This article is from the Australian Property Journal archive
SINGAPORE, Sydney, Wellington, Perth and Melbourne are the Asia-Pacific’s top five green-rated cities for commercial real estate, according to a new Knight Frank report, while landlords’ assets in the region are facing increased vulnerability due to extreme weather events.
The top-ranked cities in Knight Frank’s Rising Capital in Uncertain Times report all shared common traits – low carbon emissions per person, ample green spaces, and low urbanisation pressures.
However, while landlords across the Asia Pacific are beginning to consider environmental, social and corporate governance factors in greater numbers, the early impacts of climate change on weather events will need to be noted by investors – as seen currently in the Sydney events, which follow flowing in northern NSW and south east Queensland already this year.

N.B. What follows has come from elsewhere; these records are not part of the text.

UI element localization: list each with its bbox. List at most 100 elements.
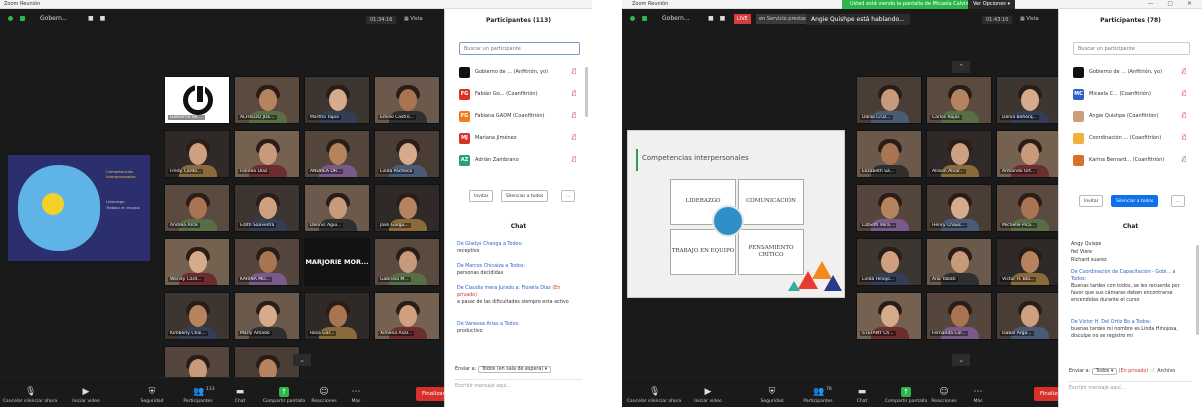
muted-mic-icon[interactable]: 🎙̸ bbox=[1182, 90, 1186, 97]
chat-sender[interactable]: De Marcos Chicaiza a Todos: bbox=[457, 263, 578, 270]
participant-video-tile[interactable]: Ximena Asal... bbox=[374, 292, 440, 340]
participant-row[interactable]: Karina Bernard... (Coanfitrión) 🎙̸ bbox=[1073, 153, 1194, 169]
view-button[interactable]: ▦ Vista bbox=[1020, 16, 1039, 22]
mute-button[interactable]: 🎙 Cancelar silenciar ahora bbox=[2, 387, 58, 404]
participant-video-tile[interactable]: Fernanda Col... bbox=[926, 292, 992, 340]
participant-row[interactable]: Angie Quishpe (Coanfitrión) 🎙̸ bbox=[1073, 109, 1194, 125]
scroll-down-arrow-icon[interactable]: ⌄ bbox=[293, 354, 311, 366]
participant-search-input[interactable]: Buscar un participante bbox=[459, 42, 580, 55]
send-to-dropdown[interactable]: Todos ▾ bbox=[1091, 368, 1118, 375]
person-face bbox=[259, 197, 277, 219]
participant-video-tile[interactable]: Marly Amado bbox=[234, 292, 300, 340]
muted-mic-icon[interactable]: 🎙̸ bbox=[572, 112, 576, 119]
participant-video-tile[interactable]: Carlos Rojas bbox=[926, 76, 992, 124]
muted-mic-icon[interactable]: 🎙̸ bbox=[572, 68, 576, 75]
participant-video-tile[interactable]: Linda Pacheco bbox=[374, 130, 440, 178]
participant-video-tile[interactable]: ANDREA OR... bbox=[304, 130, 370, 178]
participant-video-tile[interactable]: Rosa Gar... bbox=[304, 292, 370, 340]
chat-message-input[interactable]: Escribir mensaje aquí... bbox=[1069, 381, 1192, 393]
participant-video-tile[interactable]: Armando Ort... bbox=[996, 130, 1062, 178]
participant-video-tile[interactable]: Michelle Pica... bbox=[996, 184, 1062, 232]
mute-button[interactable]: 🎙 Cancelar silenciar ahora bbox=[626, 387, 682, 404]
participant-video-tile[interactable]: Emilio Castro... bbox=[374, 76, 440, 124]
window-controls[interactable]: — ▢ ✕ bbox=[1147, 0, 1198, 7]
meeting-topbar: Gobern... ■ ■ LIVE en Servicio prestado … bbox=[622, 9, 1058, 31]
muted-mic-icon[interactable]: 🎙̸ bbox=[572, 156, 576, 163]
file-button[interactable]: 📄 Archivo bbox=[1150, 369, 1175, 374]
participant-row[interactable]: AZ Adrián Zambrano 🎙̸ bbox=[459, 153, 584, 169]
view-button[interactable]: ▦ Vista bbox=[404, 16, 423, 22]
participant-video-tile[interactable]: ALFREDO JOE... bbox=[234, 76, 300, 124]
participant-video-tile[interactable]: Dennis Agui... bbox=[304, 184, 370, 232]
participant-row[interactable]: MC Micaela C... (Coanfitrión) 🎙̸ bbox=[1073, 87, 1194, 103]
mute-all-button[interactable]: Silenciar a todos bbox=[501, 190, 549, 202]
participant-row[interactable]: FG Fabián Go... (Coanfitrión) 🎙̸ bbox=[459, 87, 584, 103]
participant-row[interactable]: Coordinación ... (Coanfitrión) 🎙̸ bbox=[1073, 131, 1194, 147]
participant-video-tile[interactable]: Elizabeth Sá... bbox=[856, 130, 922, 178]
participant-row[interactable]: Gobierno de ... (Anfitrión, yo) 🎙̸ bbox=[459, 65, 584, 81]
more-button[interactable]: ⋯ Más bbox=[328, 387, 384, 404]
shield-icon[interactable] bbox=[642, 15, 647, 22]
participant-video-tile[interactable]: Wendy Cárd... bbox=[164, 238, 230, 286]
participant-list-scrollbar[interactable] bbox=[585, 67, 588, 117]
participant-video-tile[interactable]: Ana Yabati bbox=[926, 238, 992, 286]
participant-video-tile[interactable]: Edith Saavedra bbox=[234, 184, 300, 232]
participant-video-tile[interactable]: Gobierno de ... bbox=[164, 76, 230, 124]
participant-video-tile[interactable]: Dania Bohórq... bbox=[996, 76, 1062, 124]
participant-video-tile[interactable]: Andrea Arce bbox=[164, 184, 230, 232]
participant-name-label: Ximena Asal... bbox=[378, 331, 415, 336]
shield-icon[interactable] bbox=[20, 15, 25, 22]
participant-video-tile[interactable]: Dalila Cruz... bbox=[856, 76, 922, 124]
mute-all-button[interactable]: Silenciar a todos bbox=[1111, 195, 1159, 207]
participant-video-tile[interactable]: KARINA MO... bbox=[234, 238, 300, 286]
participant-video-tile[interactable]: STEFANY Ch... bbox=[856, 292, 922, 340]
participant-video-tile[interactable]: Víctor H. Bla... bbox=[996, 238, 1062, 286]
participant-video-tile[interactable]: Isabel Arga... bbox=[996, 292, 1062, 340]
more-options-button[interactable]: ... bbox=[1171, 195, 1186, 207]
scroll-up-arrow-icon[interactable]: ⌃ bbox=[952, 61, 970, 73]
meeting-info-icon[interactable] bbox=[8, 15, 13, 22]
title-bar: Zoom Reunión Usted está viendo la pantal… bbox=[622, 0, 1202, 9]
muted-mic-icon[interactable]: 🎙̸ bbox=[1182, 156, 1186, 163]
chat-scrollbar[interactable] bbox=[1196, 245, 1199, 335]
meeting-info-icon[interactable] bbox=[630, 15, 635, 22]
participant-video-tile[interactable]: MARJORIE MOR... bbox=[304, 238, 370, 286]
chat-sender[interactable]: De Gladys Changa a Todos: bbox=[457, 241, 578, 248]
participant-video-tile[interactable]: Allison Alvar... bbox=[926, 130, 992, 178]
participant-video-tile[interactable]: Lizbeth Vera... bbox=[856, 184, 922, 232]
participant-video-tile[interactable]: Fredy Cardo... bbox=[164, 130, 230, 178]
participant-video-tile[interactable]: Martha Tapia bbox=[304, 76, 370, 124]
start-video-button[interactable]: ▶ Iniciar video bbox=[680, 387, 736, 404]
participant-name-label: Ana Yabati bbox=[930, 277, 958, 282]
participant-row[interactable]: MJ Mariana Jiménez 🎙̸ bbox=[459, 131, 584, 147]
send-to-dropdown[interactable]: Todos (en sala de espera) ▾ bbox=[477, 366, 552, 373]
participant-video-tile[interactable]: Henry Chaus... bbox=[926, 184, 992, 232]
muted-mic-icon[interactable]: 🎙̸ bbox=[1182, 134, 1186, 141]
view-options-button[interactable]: Ver Opciones ▾ bbox=[968, 0, 1016, 9]
more-button[interactable]: ⋯ Más bbox=[950, 387, 1006, 404]
chat-sender[interactable]: De Vanessa Arias a Todos: bbox=[457, 321, 578, 328]
chat-sender[interactable]: De Víctor H. Del Ortiz Bo a Todos: bbox=[1071, 319, 1188, 326]
participant-video-tile[interactable]: Kimberly Chai... bbox=[164, 292, 230, 340]
participant-row[interactable]: FG Fabiana GADM (Coanfitrión) 🎙̸ bbox=[459, 109, 584, 125]
muted-mic-icon[interactable]: 🎙̸ bbox=[1182, 112, 1186, 119]
invite-button[interactable]: Invitar bbox=[1079, 195, 1104, 207]
participant-video-tile[interactable]: Gabriela M... bbox=[374, 238, 440, 286]
chat-sender[interactable]: De Coordinación de Capacitación - Gobi..… bbox=[1071, 269, 1188, 283]
chat-sender[interactable]: De Claudia mera Jurado a: Fiorella Díaz … bbox=[457, 285, 578, 299]
muted-mic-icon[interactable]: 🎙̸ bbox=[1182, 68, 1186, 75]
participant-video-tile[interactable]: José Gargu... bbox=[374, 184, 440, 232]
live-badge[interactable]: LIVE bbox=[734, 14, 751, 24]
participant-video-tile[interactable]: Linda Hinojo... bbox=[856, 238, 922, 286]
participant-video-tile[interactable]: Fiorella Díaz bbox=[234, 130, 300, 178]
more-options-button[interactable]: ... bbox=[561, 190, 576, 202]
participant-row[interactable]: Gobierno de ... (Anfitrión, yo) 🎙̸ bbox=[1073, 65, 1194, 81]
muted-mic-icon[interactable]: 🎙̸ bbox=[572, 90, 576, 97]
muted-mic-icon[interactable]: 🎙̸ bbox=[572, 134, 576, 141]
invite-button[interactable]: Invitar bbox=[469, 190, 494, 202]
participant-search-input[interactable]: Buscar un participante bbox=[1073, 42, 1190, 55]
scroll-down-arrow-icon[interactable]: ⌄ bbox=[952, 354, 970, 366]
start-video-button[interactable]: ▶ Iniciar video bbox=[58, 387, 114, 404]
chat-message-input[interactable]: Escribir mensaje aquí... bbox=[455, 379, 582, 391]
view-label: Vista bbox=[1026, 16, 1039, 22]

“While the real estate sector in APAC is adapting to the risks of these events, investors should still brace themselves for the impact of climate risks and erratic weather changes on their investment portfolios,” said Christine Li, Knight Frank’s head of research, Asia-Pacific, said:
She said the index used to measure green cities is closely aligned to what investors are interested in when benchmarking their portfolio and individual buildings. The number of green buildings in the green score reflects the willingness and proactiveness of the local government and organisations in pushing for a more sustainable built environment, she said, and highlights those cities with an established market of investible green assets.
Rounding out the top 10 are Auckland, Shenzhen, Hong Kong, Beijing and Tokyo. Three factors common to the top 10 are the amount of green space; the availability of sustainably rated commercial buildings; and urbanisation pressures.
“Singapore stands out due to a comprehensive green building certification scheme and an ambitious plan to become a low-carbon built environment,” Li said. Singapore has a “80-80-80 in 2030” plan, which targets to green 80% of the buildings in Singapore, for 80% of new developments to be super low energy, and aim for best-in-class buildings to achieve at least 80% improvement in energy efficiency over the 2005 baseline by 2030.
“Liveable cities like Sydney and Wellington boast ample green spaces that have been critical for inhabitants during prolonged lockdowns, providing a reprieve from highly urbanised lifestyles,” Li noted.
The report highlighted the NSW government’s early-pandemic announcement of $5 million to develop Greater Sydney’s green canopy by planting thousands of new trees across the city, with assistance from Greening Australia and Landcare NSW.
“The government is cognizant of the effect of green spaces and how their people require them within the urban environment. The plan complements the sentiments on the ground as the people in Sydney are turning to green spaces to seek reprieve during the pandemic,” it said.
According to Hort Innovation’s Government Greening COVID 19 – Pulse Check research, 60% of survey participants “said urban greening, including tree-planting, maintenance, potted colour displays, and other capital works projects like new parks, were now considered ‘essential; and expenditure would remain the same or be brought forward”, while 87% of respondents “noticed a positive shift in community attitudes toward urban green space”.
Developers are also on board with the greening initiatives, according to the report.
“Green spaces are traditionally, and unsurprisingly, an after-thought in most developments as they are not considered profitable. However, with such shift in emphasis on nature and green spaces, developers are slowly adapting to the change in preference. For instance, in the development of Central Park, Sydney, the design of the green components was prioritised before anything else. It comprises lawns, a pathway, artworks, seating, plants, trees, sandstone trims and heritage brickwork and designed in collaboration with Jeppe Aagaard Andersen.”
According to the report, awareness of the impact of climate issues is gaining traction in the region, with more tenants opting for buildings with green features, and as demand currently outstrips supply, landlords can command up to a 10% premium on sustainably-rated buildings. That follows RICS research that shows more than half of property players believe that green and sustainable buildings achieve a rent and a price premium. More than one-third believe that the rent and price premium stands at up to 10%; around 15% judge it to be higher still.
In response, developers are likely to expedite the development of sustainable buildings to capture the rising demand for green buildings, according to Knight Frank.
“Investors are placing more emphasis on strategies that maximise their returns from their ESG efforts,” Neil Brookes, Knight Frank’s head of global capital markets said.
“We have seen a swift uptake of ESG metrics benchmarking in the APAC region in recent years, motivated by the imminent need to curtail climate risks.”
“With debt cost soaring, yield-seeking investors will also be compelled to move up the risk curve to secure the desired spreads. Many will gravitate to more active asset management strategies, such as repurposing and value-add plays, to generate alpha.
“Adopting sustainable measures not only enhances portfolio security but has been proven to add a positive price premium to assets.”